The conversation was about the gulf war coverage, and the question was put to me very gently:
"I have a great deal of respect for your profession, but honestly, those reporters ask the stupidest questions. . . . Don't they ever listen?"After weeks of non-stop CNN-watching, and spending days trying to sort out literally hundreds of Persian Gulf and gulf-related stories, I've concluded that the military not only won the battle, but also scored a direct hit with its sanitized news coverage.
Journalists were relegated to pools or confined to hotel rooms in the region. The military learned its lesson well from Vietnam - both on the field and over the airways and in print. The one minor gnat in the ointment was CNN's Peter Arnett, who was in the enemy's capital with news crew and satellite transmitter.
Had Harrison Salisbury of the New York Times taken a camera crew and satellite link to Hanoi in 1971, would the Vietnam coverage been different? I don't think so. Salisbury, like Arnett, was accused of only reporting enemy propaganda.
This time around, the military simply deflected questions arising from the live television coverage and it bottled up reports, videotape and film until much of the material was outdated or "overtaken by events." The military chose to ignore reports of incompetence or allied mistakes until it could put its best face forward.
What was ironic to me was that Americans witnessed how the high-tech stuff worked - the cruise missiles going past Iraqis on the ground, the bomb going into the Iraqi defense ministry building. What we rarely saw was the horror of civilians fleeing the bombs, or a pilot falling from his MiG after being blown apart by a U.S. "top gun." We may as well have had a video game on our TV screens instead of the war.
Only when Palestinian infiltrators tried to breach the Israeli border did television start showing bodies lying out in the fields. Few TV reports were prefaced: "The following scenes depict graphic evidence of war."
Twenty years ago, the television war - Vietnam - was in our living rooms nightly and the disclaimer was used frequently. This "clean" war we just won makes me wonder if Americans have truly forgotten how horrible war is and can be.
We had no chilling reports from London by Edward R. Murrow, no Ernie Pyle at the front sending back copy about the GIs. We had only polished military public relations people putting out day after day their own propaganda while America stayed home and changed channels and railed against "stupid questions."
Locally, the military units wouldn't even let the media report on what country our Utah people were in, even though the troops in the gulf handed out their phone numbers and called us frequently. Talk about ridiculous.

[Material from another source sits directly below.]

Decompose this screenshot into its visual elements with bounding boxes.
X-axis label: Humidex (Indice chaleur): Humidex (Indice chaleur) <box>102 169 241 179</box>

One day I was watching Channel 14's CNN feed when the station broke away from the war to put on the afternoon cartoons - "G.I. Joe." It's almost as if the Pentagon wanted to do the same - show us a lot of flash and firepower and nobody gets killed or hurt.
To my friend who wonders if reporters ever listen to Pentagon answers, I can only respond: "Did YOU listen to what they were telling you? And more importantly, did you hear what they WEREN'T telling you?"